Classifieds | Place a class ad | PDF Edition | Home Delivery
By ZACHARY HALASCHAK
Daily News Staff Writer
Gov. Bill Walker was back in Ketchikan on Thursday, signing two bills into law, one of which Sen. Lisa Murkowski excitedly called “a win-win-win situation!”
The governor, who was in town on Saturday for the Blueberry Arts Festival, was already back on Thursday with a whirlwind of handshakes, photo-ops and signatures.
One of those signatures was for a land-exchange bill sponsored by both of Ketchikan’s state legislators — Sen. Bert Stedman, R-Sitka, and Rep. Dan Ortiz, I-Ketchikan.
Later that same day, the governor, donning a hard hat, also signed legislation naming the newest vessels in the Alaska Marine Highway System, Tazlina and Hubbard, respectively.
The land exchange bill was signed at Ketchikan Public Library, where, on a clear day with blue skies, the entirety of Deer Mountain was in view behind the podium with light streaming in from the large paneled glass window onto the two dozen or so attendees.
That view seemed to be in jeopardy not too long ago.
Prior to Thursday’s signing, the Alaska Mental Health Trust owned 17,000 acres of land around Southeast Alaska — a chunk of which is on Deer Mountain.
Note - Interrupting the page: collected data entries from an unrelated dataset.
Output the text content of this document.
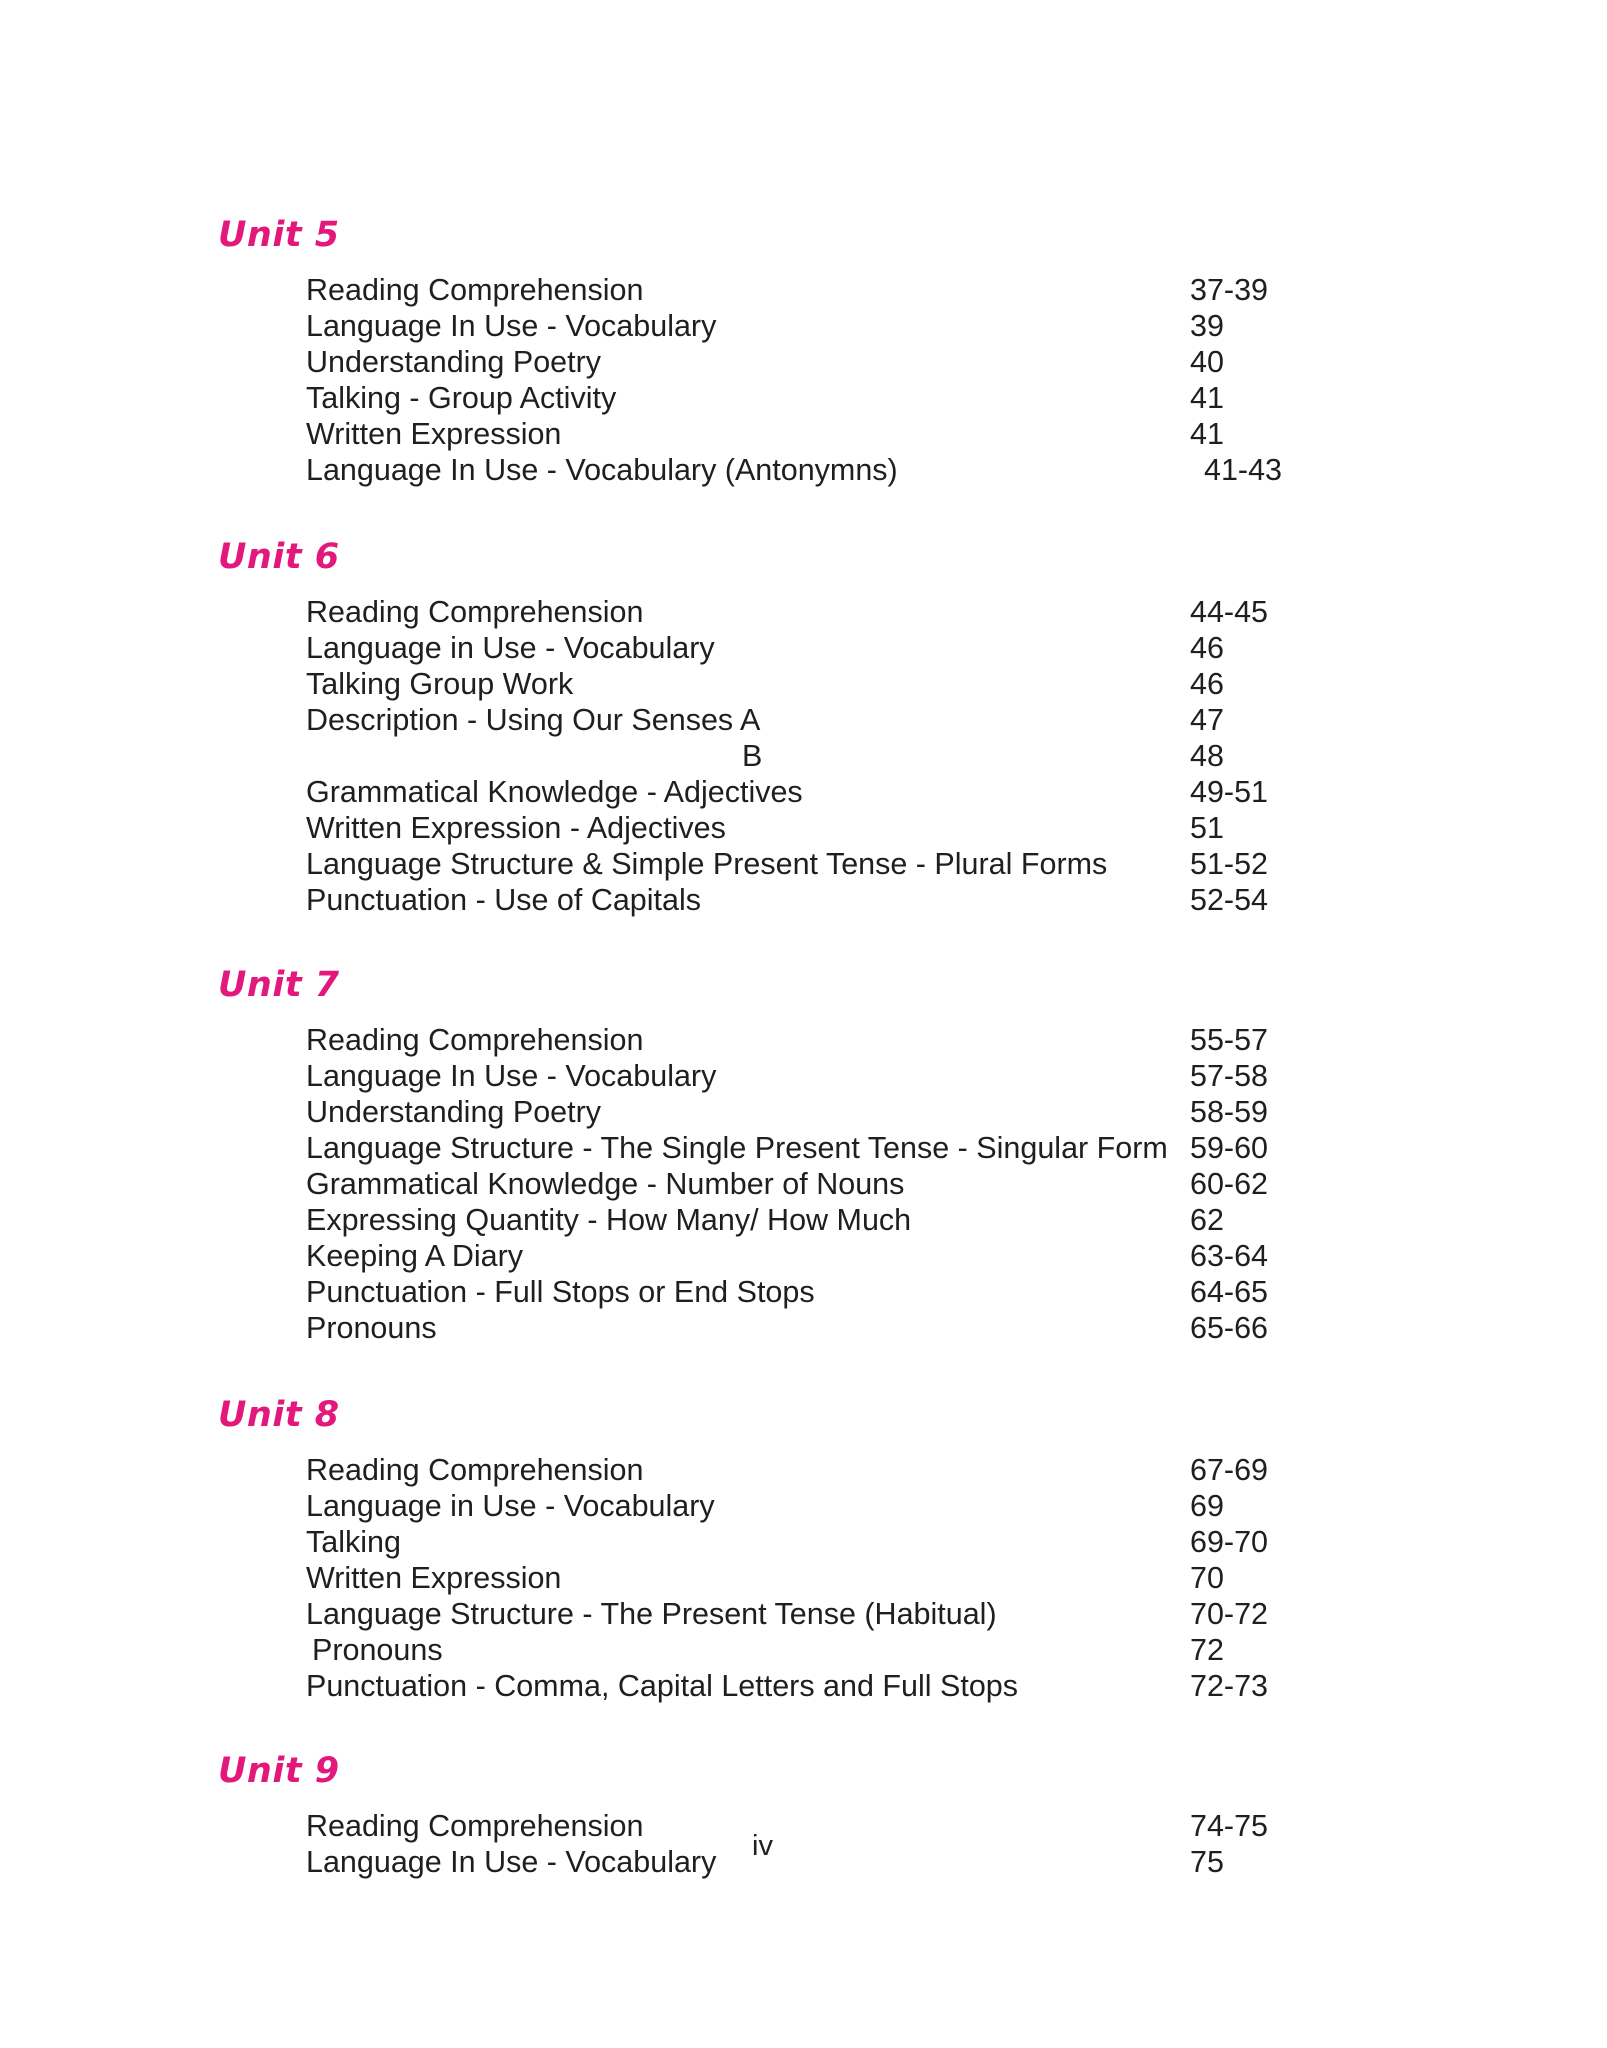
Unit 5
Reading Comprehension	37-39
Language In Use - Vocabulary	39
Understanding Poetry	40
Talking - Group Activity	41
Written Expression	41
Language In Use - Vocabulary (Antonymns)	41-43
Unit 6
Reading Comprehension	44-45
Language in Use - Vocabulary	46
Talking Group Work	46
Description - Using Our Senses A	47
B	48
Grammatical Knowledge - Adjectives	49-51
Written Expression - Adjectives	51
Language Structure & Simple Present Tense - Plural Forms	51-52
Punctuation - Use of Capitals	52-54
Unit 7
Reading Comprehension	55-57
Language In Use - Vocabulary	57-58
Understanding Poetry	58-59
Language Structure - The Single Present Tense - Singular Form 59-60
Grammatical Knowledge - Number of Nouns	60-62
Expressing Quantity - How Many/ How Much	62
Keeping A Diary	63-64
Punctuation - Full Stops or End Stops	64-65
Pronouns	65-66
Unit 8
Reading Comprehension	67-69
Language in Use - Vocabulary	69
Talking	69-70
Written Expression	70
Language Structure - The Present Tense (Habitual)	70-72
Pronouns	72
Punctuation - Comma, Capital Letters and Full Stops	72-73
Unit 9
Reading Comprehension	74-75
Language In Use - Vocabulary	75
iv
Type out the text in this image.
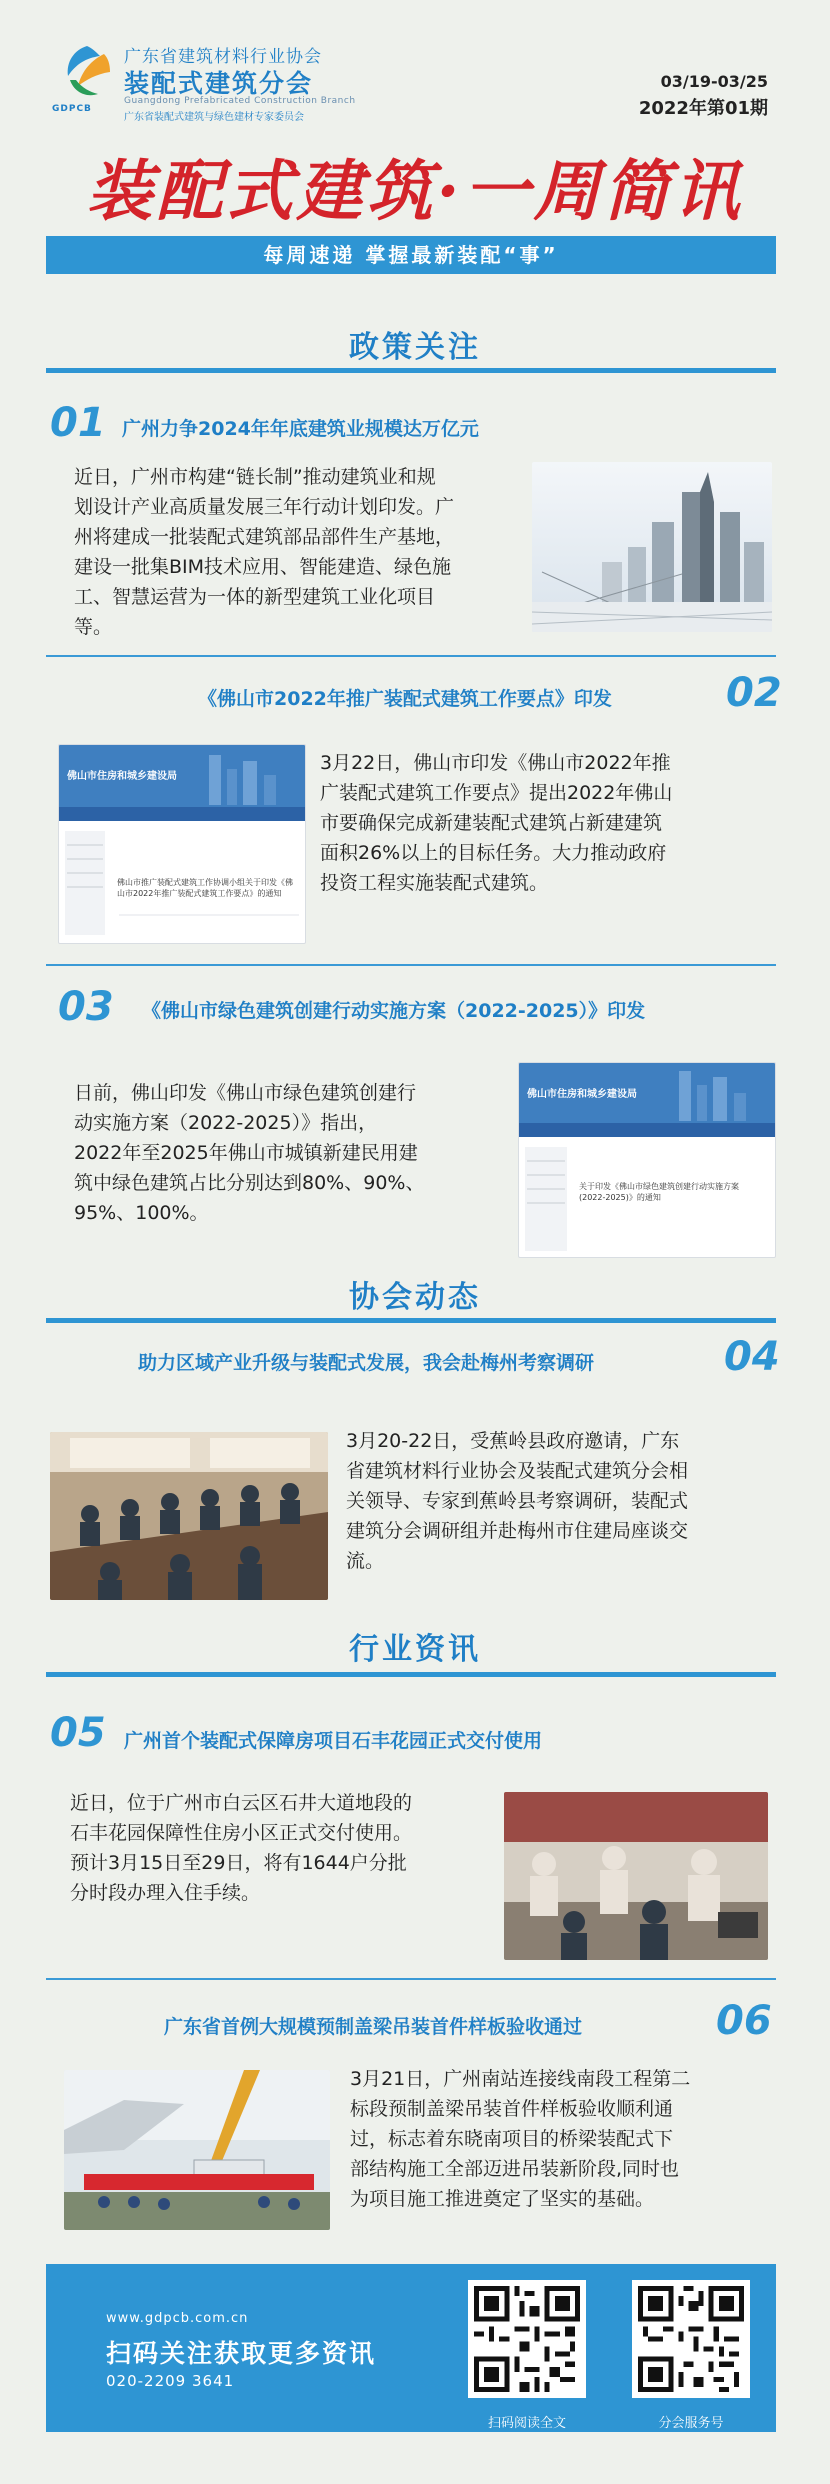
GDPCB
广东省建筑材料行业协会
装配式建筑分会
Guangdong Prefabricated Construction Branch
广东省装配式建筑与绿色建材专家委员会
03/19-03/25
2022年第01期
装配式建筑·一周简讯
每周速递 掌握最新装配“事”
政策关注
01 广州力争2024年年底建筑业规模达万亿元
近日，广州市构建“链长制”推动建筑业和规
划设计产业高质量发展三年行动计划印发。广
州将建成一批装配式建筑部品部件生产基地，
建设一批集BIM技术应用、智能建造、绿色施
工、智慧运营为一体的新型建筑工业化项目
等。
《佛山市2022年推广装配式建筑工作要点》印发	02
佛山市住房和城乡建设局
佛山市推广装配式建筑工作协调小组关于印发《佛
山市2022年推广装配式建筑工作要点》的通知
3月22日，佛山市印发《佛山市2022年推
广装配式建筑工作要点》提出2022年佛山
市要确保完成新建装配式建筑占新建建筑
面积26%以上的目标任务。大力推动政府
投资工程实施装配式建筑。
03 《佛山市绿色建筑创建行动实施方案（2022-2025）》印发
日前，佛山印发《佛山市绿色建筑创建行
动实施方案（2022-2025）》指出，
2022年至2025年佛山市城镇新建民用建
筑中绿色建筑占比分别达到80%、90%、
95%、100%。
佛山市住房和城乡建设局
关于印发《佛山市绿色建筑创建行动实施方案
(2022-2025)》的通知
协会动态
助力区域产业升级与装配式发展，我会赴梅州考察调研	04
3月20-22日，受蕉岭县政府邀请，广东
省建筑材料行业协会及装配式建筑分会相
关领导、专家到蕉岭县考察调研，装配式
建筑分会调研组并赴梅州市住建局座谈交
流。
行业资讯
05 广州首个装配式保障房项目石丰花园正式交付使用
近日，位于广州市白云区石井大道地段的
石丰花园保障性住房小区正式交付使用。
预计3月15日至29日，将有1644户分批
分时段办理入住手续。
广东省首例大规模预制盖梁吊装首件样板验收通过	06
3月21日，广州南站连接线南段工程第二
标段预制盖梁吊装首件样板验收顺利通
过，标志着东晓南项目的桥梁装配式下
部结构施工全部迈进吊装新阶段,同时也
为项目施工推进奠定了坚实的基础。
www.gdpcb.com.cn
扫码关注获取更多资讯
020-2209 3641
扫码阅读全文	分会服务号
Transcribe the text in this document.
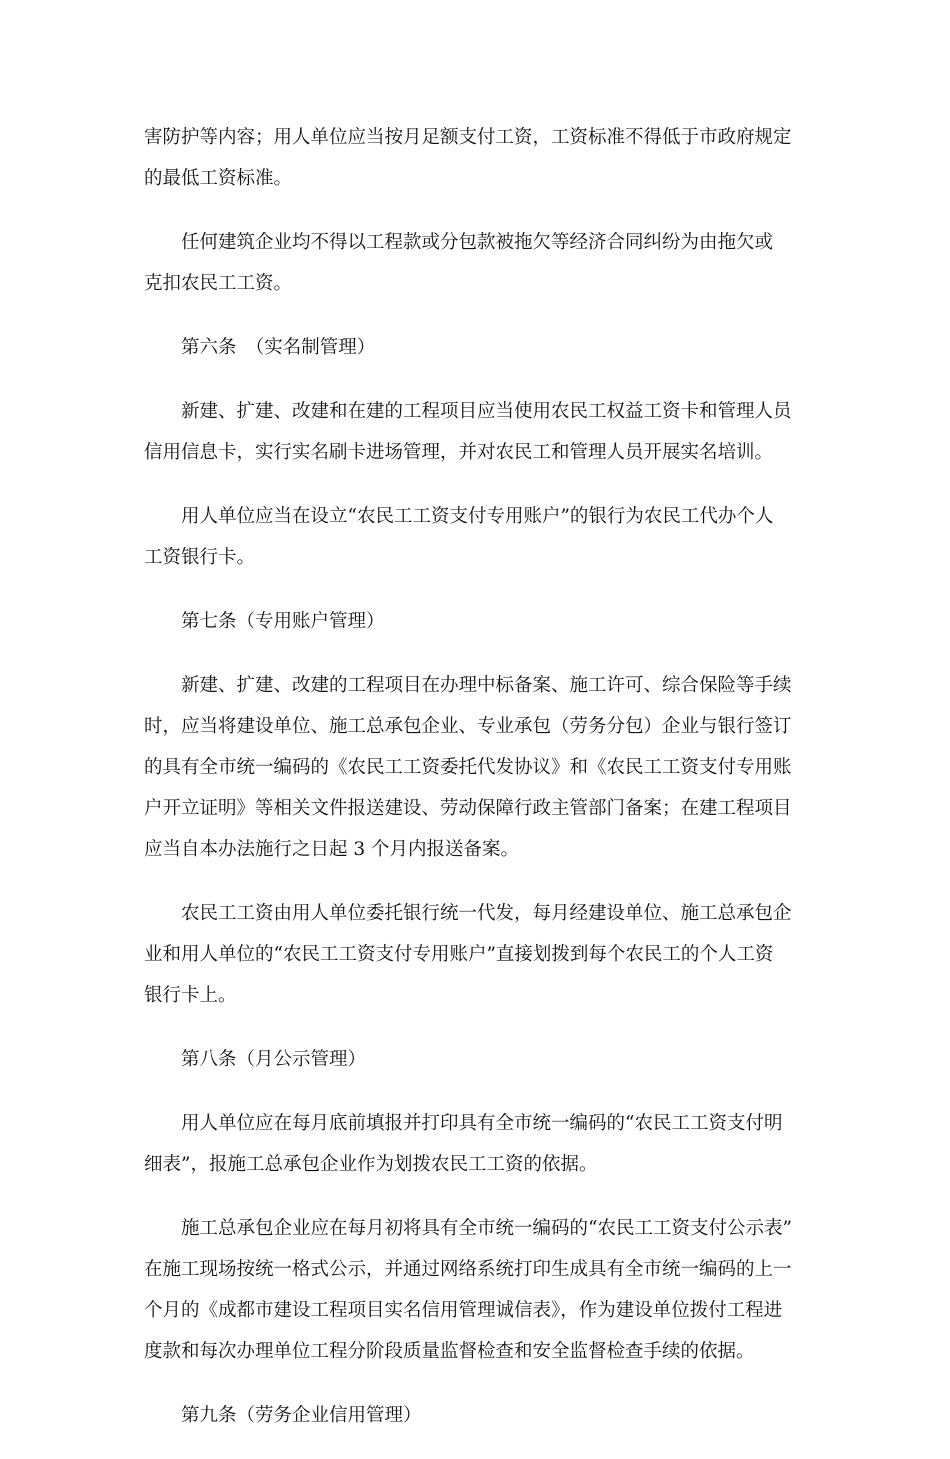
害防护等内容；用人单位应当按月足额支付工资，工资标准不得低于市政府规定
的最低工资标准。

任何建筑企业均不得以工程款或分包款被拖欠等经济合同纠纷为由拖欠或
克扣农民工工资。

第六条　（实名制管理）

新建、扩建、改建和在建的工程项目应当使用农民工权益工资卡和管理人员
信用信息卡，实行实名刷卡进场管理，并对农民工和管理人员开展实名培训。

用人单位应当在设立“农民工工资支付专用账户”的银行为农民工代办个人
工资银行卡。

第七条（专用账户管理）

新建、扩建、改建的工程项目在办理中标备案、施工许可、综合保险等手续
时，应当将建设单位、施工总承包企业、专业承包（劳务分包）企业与银行签订
的具有全市统一编码的《农民工工资委托代发协议》和《农民工工资支付专用账
户开立证明》等相关文件报送建设、劳动保障行政主管部门备案；在建工程项目
应当自本办法施行之日起 3 个月内报送备案。

农民工工资由用人单位委托银行统一代发，每月经建设单位、施工总承包企
业和用人单位的“农民工工资支付专用账户”直接划拨到每个农民工的个人工资
银行卡上。

第八条（月公示管理）

用人单位应在每月底前填报并打印具有全市统一编码的“农民工工资支付明
细表”，报施工总承包企业作为划拨农民工工资的依据。

施工总承包企业应在每月初将具有全市统一编码的“农民工工资支付公示表”
在施工现场按统一格式公示，并通过网络系统打印生成具有全市统一编码的上一
个月的《成都市建设工程项目实名信用管理诚信表》，作为建设单位拨付工程进
度款和每次办理单位工程分阶段质量监督检查和安全监督检查手续的依据。

第九条（劳务企业信用管理）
The trust, which had long sought the land trade in order to earn revenue from timber operations on less-sensitive lands, had said in 2016 that it would sign contracts to log a portion of Deer Mountain and another viewshed near Petersburg if Congress didn’t approve legislation enabling the trade by a certain date.
The trust announcement drew sharp criticism in Ketchikan and Petersburg, but also generated legislative momentum.
The federal government approved the landswap in May, spurred on by legislators like Murkowski. Also in May, the Alaska Legislature gave final passage to Senate Bill 88, which gave the state’s approval for the land trade. SB 88, which Walker signed Thursday, gave the trust roughly 20,000 acres of U.S. Forest Service land in exchange for tracts of land the trust previously held
Walker praised the bill as a win for all sides, explaining that the Alaska Mental Health Trust will be able to generate money to provide mental health services in Alaska, while protecting scenic areas like Deer Mountain.
“It really is a win-win for everybody,” Walker said. “It’s very broad-based the benefits that are going to come from (this bill).”
“It’s one of those things that everyone knew was the right thing to do,” but just took a while to get there,” Walker added.
Walker attributed much of the success for the project to individuals like Stedman, Ortiz and Murkowski — those on the legislative front.
Murkowski, standing with the towering figure of Deer Mountain in the foreground, praised those who helped make the swap possible. She noted just how crucial this bill is for those suffering from mental health issues in Alaska.
“This is an opportunity to help the Alaska Mental Health Trust as they seek to provide for the most vulnerable in our state,” Murkowski said. “Because of this exchange, we have protected viewshed, we have allowed for support for our timber industry because of the exchange, and again, provided a valuable resource to the Alaska Mental Health Trust.”
After signing SB 88, Walker was again on the move, this time heading to the Ketchikan Shipyard. Walker officially christened Tazlina and Hubbard, the two newest ships joining the Alaska Marine Highway System.
Dozens of Vigor Alaska employees joined Walker and other legislators as they stood on what would eventually be the deck of the Tazlina. The large ship was enclosed in the shipyard’s massive assembly hall. Behind an American flag, a desk was set up for the governor to sign the legislation.
Both Stedman and Ortiz spoke, praising Walker for his help. Stedman thanked Walker for his commitment to the economy and for urged more ships in the future saying, “this is just the beginning.”
Ortiz also spoke about how big of a deal these new ships are for both Ketchikan and Alaska as a whole.
“It is a great day for the Alaska Marine Highway System,” Ortiz said. “This is symbolic of what support (the governor) has shown to the entire system.”
After the final signing, Walker called on Vigor employees to file in behind him for a group photo. He emphasized that those who put on hard hats every day, and not just for a photo-op, are the ones who truly made these ships a reality.
And with the stoke of a pen, it was official, they were named. “It has a name,” Walker said to raucous applause.